## The Problem

Imagine a storekeeper who keeps a record of all his customers’ purchase histories. This allows him to look up the type of products an individual buyer might be interested in. However, doing this for each individual is grossly inefficient. A better solution would be to categorize his customers into groups, with each group having similar preferences. This would allow him to reach out to more customers with each product recommendation.

The problem is, the storekeeper does not know **1) how his customers should be categorized**, nor **2) how many of such categories exist**. To answer these questions, we can use clustering.

## Definition

*k*-means clustering is a technique used to uncover categories.
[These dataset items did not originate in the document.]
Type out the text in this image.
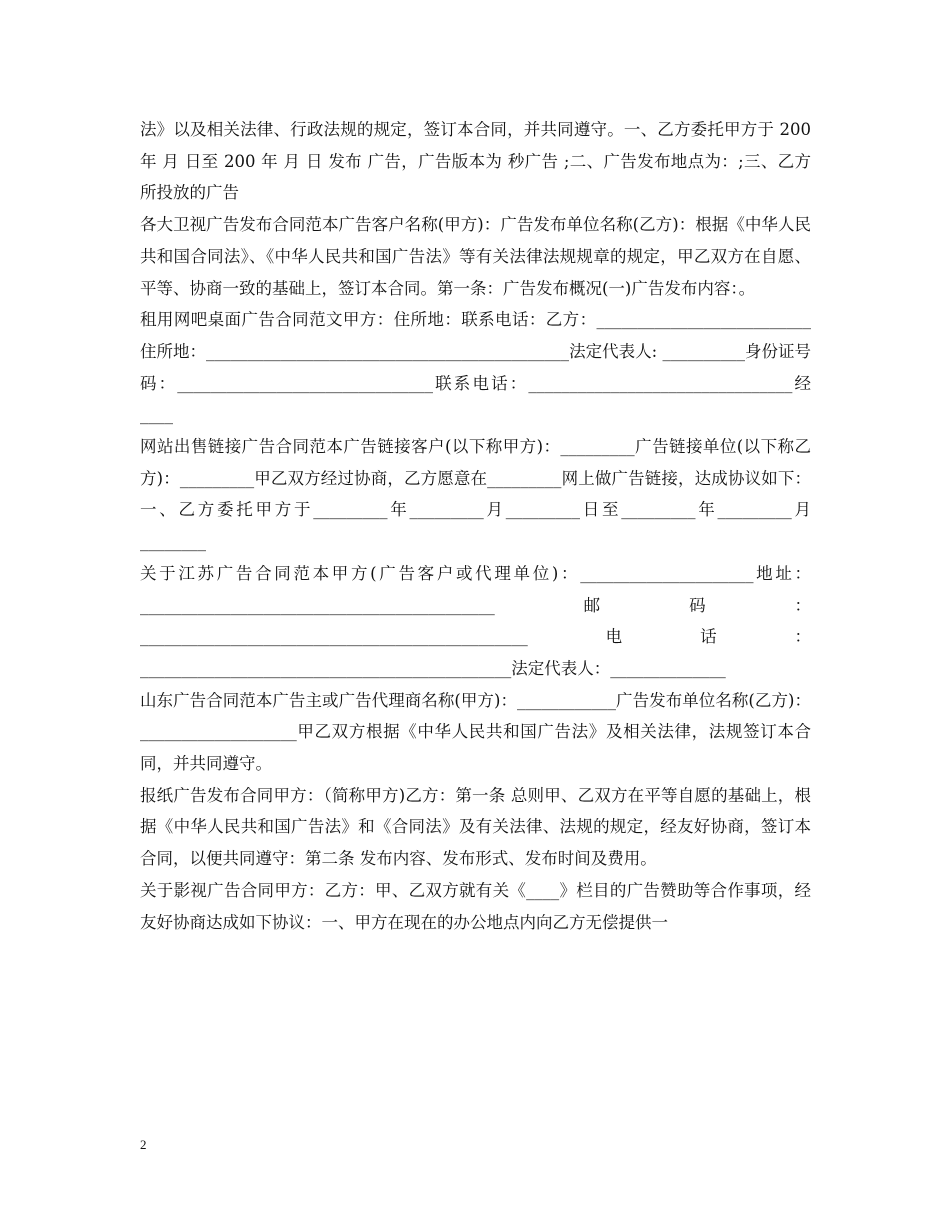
法》以及相关法律、行政法规的规定，签订本合同，并共同遵守。一、乙方委托甲方于 200 年 月 日至 200 年 月 日 发布 广告，广告版本为 秒广告 ;二、广告发布地点为：;三、乙方所投放的广告

各大卫视广告发布合同范本广告客户名称(甲方)：广告发布单位名称(乙方)：根据《中华人民共和国合同法》、《中华人民共和国广告法》等有关法律法规规章的规定，甲乙双方在自愿、平等、协商一致的基础上，签订本合同。第一条：广告发布概况(一)广告发布内容：。

租用网吧桌面广告合同范文甲方：住所地：联系电话：乙方：__________________________住所地：____________________________________________法定代表人: __________身份证号码：_______________________________联系电话：________________________________经____

网站出售链接广告合同范本广告链接客户(以下称甲方)：_________广告链接单位(以下称乙方)：_________甲乙双方经过协商，乙方愿意在_________网上做广告链接，达成协议如下：一、乙方委托甲方于_________年_________月_________日至_________年_________月________

关于江苏广告合同范本甲方(广告客户或代理单位)：_____________________地址：___________________________________________邮码：_______________________________________________电话：_____________________________________________法定代表人：______________

山东广告合同范本广告主或广告代理商名称(甲方)：____________广告发布单位名称(乙方)：___________________甲乙双方根据《中华人民共和国广告法》及相关法律，法规签订本合同，并共同遵守。

报纸广告发布合同甲方：（简称甲方)乙方：第一条 总则甲、乙双方在平等自愿的基础上，根据《中华人民共和国广告法》和《合同法》及有关法律、法规的规定，经友好协商，签订本合同，以便共同遵守：第二条 发布内容、发布形式、发布时间及费用。

关于影视广告合同甲方：乙方：甲、乙双方就有关《____》栏目的广告赞助等合作事项，经友好协商达成如下协议：一、甲方在现在的办公地点内向乙方无偿提供一

2
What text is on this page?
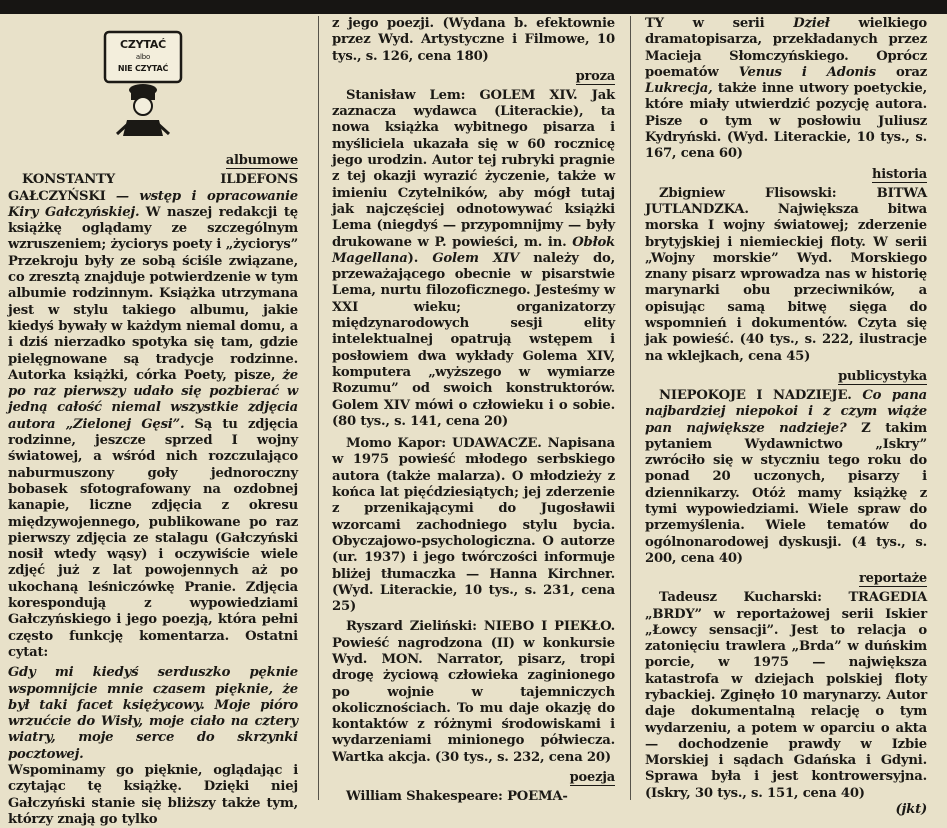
CZYTAĆ
albo
NIE CZYTAĆ
albumowe

KONSTANTY ILDEFONS GAŁCZYŃSKI — wstęp i opracowanie Kiry Gałczyńskiej. W naszej redakcji tę książkę oglądamy ze szczególnym wzruszeniem; życiorys poety i „życiorys” Przekroju były ze sobą ściśle związane, co zresztą znajduje potwierdzenie w tym albumie rodzinnym. Książka utrzymana jest w stylu takiego albumu, jakie kiedyś bywały w każdym niemal domu, a i dziś nierzadko spotyka się tam, gdzie pielęgnowane są tradycje rodzinne. Autorka książki, córka Poety, pisze, że po raz pierwszy udało się pozbierać w jedną całość niemal wszystkie zdjęcia autora „Zielonej Gęsi”. Są tu zdjęcia rodzinne, jeszcze sprzed I wojny światowej, a wśród nich rozczulająco naburmuszony goły jednoroczny bobasek sfotografowany na ozdobnej kanapie, liczne zdjęcia z okresu międzywojennego, publikowane po raz pierwszy zdjęcia ze stalagu (Gałczyński nosił wtedy wąsy) i oczywiście wiele zdjęć już z lat powojennych aż po ukochaną leśniczówkę Pranie. Zdjęcia korespondują z wypowiedziami Gałczyńskiego i jego poezją, która pełni często funkcję komentarza. Ostatni cytat:

Gdy mi kiedyś serduszko pęknie wspomnijcie mnie czasem pięknie, że był taki facet księżycowy. Moje pióro wrzućcie do Wisły, moje ciało na cztery wiatry, moje serce do skrzynki pocztowej.

Wspominamy go pięknie, oglądając i czytając tę książkę. Dzięki niej Gałczyński stanie się bliższy także tym, którzy znają go tylko

z jego poezji. (Wydana b. efektownie przez Wyd. Artystyczne i Filmowe, 10 tys., s. 126, cena 180)

proza

Stanisław Lem: GOLEM XIV. Jak zaznacza wydawca (Literackie), ta nowa książka wybitnego pisarza i myśliciela ukazała się w 60 rocznicę jego urodzin. Autor tej rubryki pragnie z tej okazji wyrazić życzenie, także w imieniu Czytelników, aby mógł tutaj jak najczęściej odnotowywać książki Lema (niegdyś — przypomnijmy — były drukowane w P. powieści, m. in. Obłok Magellana). Golem XIV należy do, przeważającego obecnie w pisarstwie Lema, nurtu filozoficznego. Jesteśmy w XXI wieku; organizatorzy międzynarodowych sesji elity intelektualnej opatrują wstępem i posłowiem dwa wykłady Golema XIV, komputera „wyższego w wymiarze Rozumu” od swoich konstruktorów. Golem XIV mówi o człowieku i o sobie. (80 tys., s. 141, cena 20)

Momo Kapor: UDAWACZE. Napisana w 1975 powieść młodego serbskiego autora (także malarza). O młodzieży z końca lat pięćdziesiątych; jej zderzenie z przenikającymi do Jugosławii wzorcami zachodniego stylu bycia. Obyczajowo-psychologiczna. O autorze (ur. 1937) i jego twórczości informuje bliżej tłumaczka — Hanna Kirchner. (Wyd. Literackie, 10 tys., s. 231, cena 25)

Ryszard Zieliński: NIEBO I PIEKŁO. Powieść nagrodzona (II) w konkursie Wyd. MON. Narrator, pisarz, tropi drogę życiową człowieka zaginionego po wojnie w tajemniczych okolicznościach. To mu daje okazję do kontaktów z różnymi środowiskami i wydarzeniami minionego półwiecza. Wartka akcja. (30 tys., s. 232, cena 20)

poezja

William Shakespeare: POEMA-

TY w serii Dzieł wielkiego dramatopisarza, przekładanych przez Macieja Słomczyńskiego. Oprócz poematów Venus i Adonis oraz Lukrecja, także inne utwory poetyckie, które miały utwierdzić pozycję autora. Pisze o tym w posłowiu Juliusz Kydryński. (Wyd. Literackie, 10 tys., s. 167, cena 60)

historia

Zbigniew Flisowski:	BITWA JUTLANDZKA. Największa bitwa morska I wojny światowej; zderzenie brytyjskiej i niemieckiej floty. W serii „Wojny morskie” Wyd. Morskiego znany pisarz wprowadza nas w historię marynarki obu przeciwników, a opisując samą bitwę sięga do wspomnień i dokumentów. Czyta się jak powieść. (40 tys., s. 222, ilustracje na wklejkach, cena 45)

publicystyka

NIEPOKOJE I NADZIEJE. Co pana najbardziej niepokoi i z czym wiąże pan największe nadzieje? Z takim pytaniem Wydawnictwo „Iskry” zwróciło się w styczniu tego roku do ponad 20 uczonych, pisarzy i dziennikarzy. Otóż mamy książkę z tymi wypowiedziami. Wiele spraw do przemyślenia. Wiele tematów do ogólnonarodowej dyskusji. (4 tys., s. 200, cena 40)

reportaże

Tadeusz Kucharski: TRAGEDIA „BRDY” w reportażowej serii Iskier „Łowcy sensacji”. Jest to relacja o zatonięciu trawlera „Brda” w duńskim porcie, w 1975 — największa katastrofa w dziejach polskiej floty rybackiej. Zginęło 10 marynarzy. Autor daje dokumentalną relację o tym wydarzeniu, a potem w oparciu o akta — dochodzenie prawdy w Izbie Morskiej i sądach Gdańska i Gdyni. Sprawa była i jest kontrowersyjna. (Iskry, 30 tys., s. 151, cena 40)

(jkt)
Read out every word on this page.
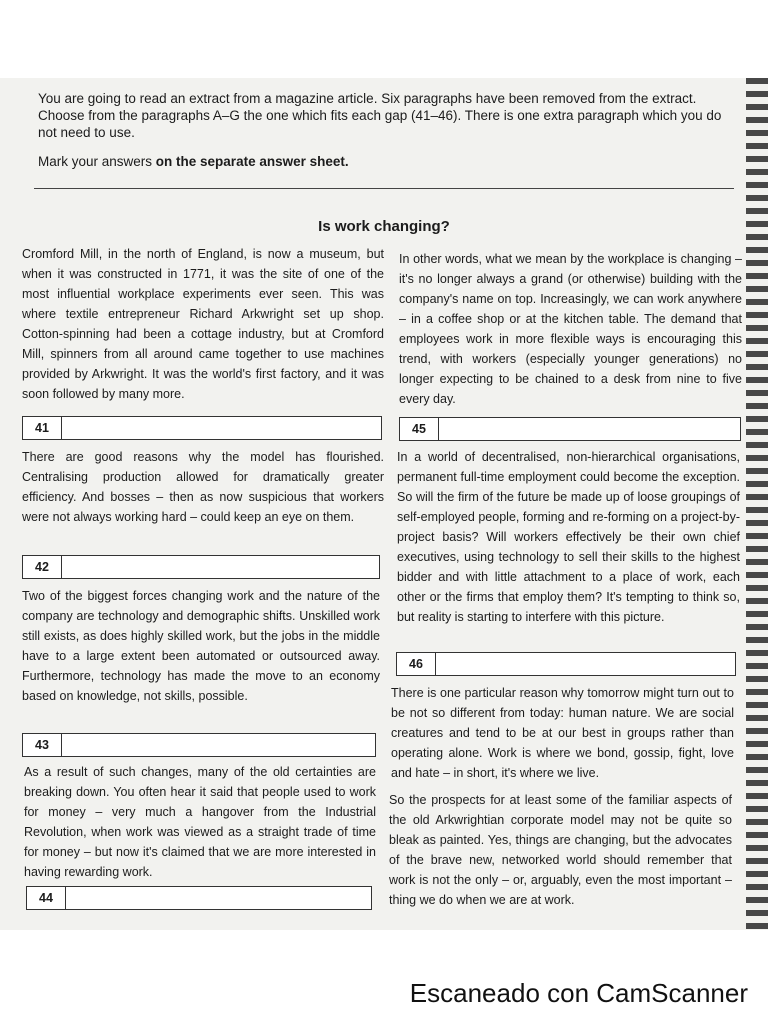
You are going to read an extract from a magazine article. Six paragraphs have been removed from the extract. Choose from the paragraphs A–G the one which fits each gap (41–46). There is one extra paragraph which you do not need to use.

Mark your answers on the separate answer sheet.
Is work changing?

Cromford Mill, in the north of England, is now a museum, but when it was constructed in 1771, it was the site of one of the most influential workplace experiments ever seen. This was where textile entrepreneur Richard Arkwright set up shop. Cotton-spinning had been a cottage industry, but at Cromford Mill, spinners from all around came together to use machines provided by Arkwright. It was the world's first factory, and it was soon followed by many more.

41

There are good reasons why the model has flourished. Centralising production allowed for dramatically greater efficiency. And bosses – then as now suspicious that workers were not always working hard – could keep an eye on them.

42

Two of the biggest forces changing work and the nature of the company are technology and demographic shifts. Unskilled work still exists, as does highly skilled work, but the jobs in the middle have to a large extent been automated or outsourced away. Furthermore, technology has made the move to an economy based on knowledge, not skills, possible.

43

As a result of such changes, many of the old certainties are breaking down. You often hear it said that people used to work for money – very much a hangover from the Industrial Revolution, when work was viewed as a straight trade of time for money – but now it's claimed that we are more interested in having rewarding work.

44

In other words, what we mean by the workplace is changing – it's no longer always a grand (or otherwise) building with the company's name on top. Increasingly, we can work anywhere – in a coffee shop or at the kitchen table. The demand that employees work in more flexible ways is encouraging this trend, with workers (especially younger generations) no longer expecting to be chained to a desk from nine to five every day.

45

In a world of decentralised, non-hierarchical organisations, permanent full-time employment could become the exception. So will the firm of the future be made up of loose groupings of self-employed people, forming and re-forming on a project-by-project basis? Will workers effectively be their own chief executives, using technology to sell their skills to the highest bidder and with little attachment to a place of work, each other or the firms that employ them? It's tempting to think so, but reality is starting to interfere with this picture.

46

There is one particular reason why tomorrow might turn out to be not so different from today: human nature. We are social creatures and tend to be at our best in groups rather than operating alone. Work is where we bond, gossip, fight, love and hate – in short, it's where we live.

So the prospects for at least some of the familiar aspects of the old Arkwrightian corporate model may not be quite so bleak as painted. Yes, things are changing, but the advocates of the brave new, networked world should remember that work is not the only – or, arguably, even the most important – thing we do when we are at work.

Escaneado con CamScanner
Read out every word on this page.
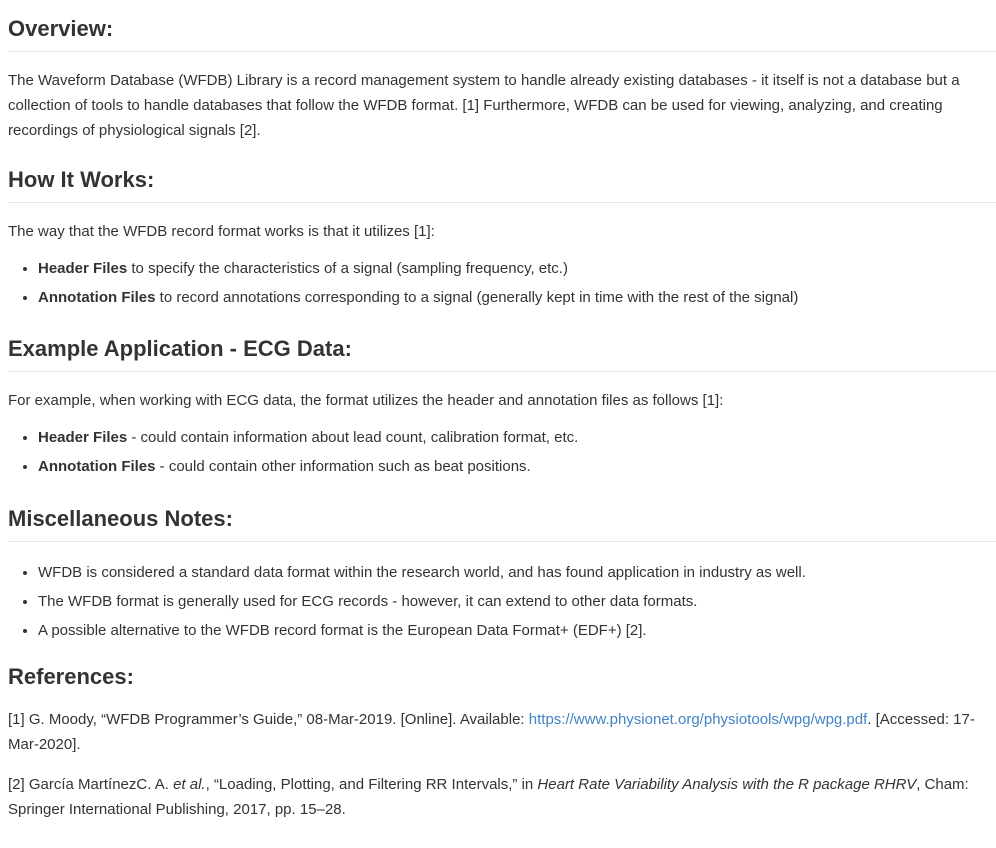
Overview:

The Waveform Database (WFDB) Library is a record management system to handle already existing databases - it itself is not a database but a collection of tools to handle databases that follow the WFDB format. [1] Furthermore, WFDB can be used for viewing, analyzing, and creating recordings of physiological signals [2].

How It Works:

The way that the WFDB record format works is that it utilizes [1]:

• Header Files to specify the characteristics of a signal (sampling frequency, etc.)
• Annotation Files to record annotations corresponding to a signal (generally kept in time with the rest of the signal)
Example Application - ECG Data:

For example, when working with ECG data, the format utilizes the header and annotation files as follows [1]:

• Header Files - could contain information about lead count, calibration format, etc.
• Annotation Files - could contain other information such as beat positions.
Miscellaneous Notes:
• WFDB is considered a standard data format within the research world, and has found application in industry as well.
• The WFDB format is generally used for ECG records - however, it can extend to other data formats.
• A possible alternative to the WFDB record format is the European Data Format+ (EDF+) [2].
References:

[1] G. Moody, “WFDB Programmer’s Guide,” 08-Mar-2019. [Online]. Available: https://www.physionet.org/physiotools/wpg/wpg.pdf. [Accessed: 17-Mar-2020].

[2] García MartínezC. A. et al., “Loading, Plotting, and Filtering RR Intervals,” in Heart Rate Variability Analysis with the R package RHRV, Cham: Springer International Publishing, 2017, pp. 15–28.
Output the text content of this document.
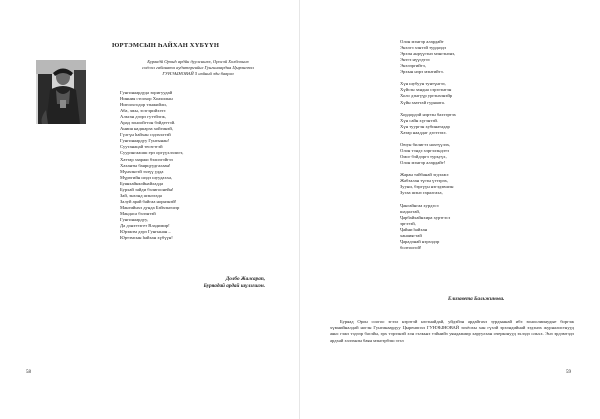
ЮРТЭМСЫН ҺАЙХАН ХҮБҮҮН
Бурвадй Оронһ ардйи дуулсншээ, Оросэй Холбоониэ
соёоол габаната аудитөргийнг Гунгинаардия Цырэнппэл
ГУНЭЫНОВАЙ 5 нэйний эдн баврга
Гунгинаардуда зоригуудай
Нинния стоохор Хоахилын
Нигоохгодор тэнжийли,
Аба, эжы, эсэгэрийхэтэ
Альтан дээрэ гуттйэгж,
Арад зоноойгтон бэйдегтэй.
Аниия надшарза хойгинэй,
Гүлгүн һайхан сэдэхэлтэй
Гунгинаардуу Гунгынан!
Суутанацай теозгтгэй
Суурэнгаашш ерэ оргүүхлэлигэ,
Хаттар зааржи бэлиэгэйгээ
Хаханты баярцуудгалаан!
Мүнхэнгэй зэлүү удда
Мүрөгийн шэдэ шуудахха,
Буянхайнкэйнайладда
Бурхай зайди бэлигоонейн!
Зай, энхэнд шэнэгада
Залуй арай байгаа норнэнэй!
Мангийнхэ дунда Бэйхэнгшэр
Мандаса бэлэнтэй
Гунгинаардуу,
Да дэнэттэгет Владимир!
Юрэжэм дэрэ Гунгынан –
Юртэмсын һайхан хүбүүн!
Долбо Жалсарап,
Буряадай ардай шүлэгшэн.
58
Олон мэнгэр алардайт
Энхэгэ хэнтэй турдаэдэ
Эрхэн әнрүүгэнэ мэнгэнэнэ,
Энтгэ нүүгдтээ
Энхээргийтэ,
Эрхын нэрэ мэнтийтэ.
Хүн шубуун тунтүнгээ,
Хүйсэн зандна сэрэгэнтэн
Холо дэнгүүр ургэнхэнэйр
Хүйн зааттай гуряаата.
Хордордэй нэртэн бахтэртэх
Хүн сайн хүгэнтэй.
Хүн туургэн хубинатадар
Хатар нааддаг дэгэтэхэ.
Оюун билигтэ нахтүүлэх,
Олон тэндэ хэргэлэндэтэ
Омог бэйдэргэ турьуүх,
Олон мэнгэр алардайт!
Жаран тайбанай эгдэлжэ
Жабзалан түгэн үттэрэх,
Зууни, бэргүүн нэгэдэвшэн
Зугаа шэнэ гаралгаха,
Ҷангайнгаа хурдэсэ
шадалтай,
Ҷарбайхайнхира хуртгэсэ
эргэтэй,
Ҷайни һайхан
ханаиягтай
Ҷарадэнай нэрхэдэр
болтоогой!
Елизавета Бальжинова.
Буряад Орон соогоо эгээл нэрэтэй нэгэнайдай, уйдэйэн ардайгахэ зурдыннай ибэ зоноолиинудые боргэж хүмнийналдай ногэн Гунгинаардуу Цыренппэл ГУНЭЫНОВАЙ зохёохы хан гүхэй эрхэндийнай эздэнэх журналистнууд аянс гэжэ тэдээр басэйн, эрх тэрээнэй хэн гэлкьнэ тэйнийэ уяндажиир харуулхан очерконууд эхлэдэ ольхх. Энэ эрдэмтэдэ ардхай хэлэхнэн баян мэнгэрбэш эгэл
59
In the retail sector, it can be used to categorize both products and customers. *k* represents the number of categories identified, with each category’s average (mean) characteristics being appreciably different from that of other categories.

## An Illustration

In the storekeeper’s case, we can uncover categories of customers by combining personal information with purchase histories. This would allow us to group customers of similar backgrounds, who tend to buy similar products.

To illustrate this, we use an actual dataset of Facebook user personalities and ‘likes’. This data was obtained from Facebook users who completed a short personality questionnaire and provided information on which movie pages they had ‘liked’. In place of personality scores, we may also use demographic information such as age or household income.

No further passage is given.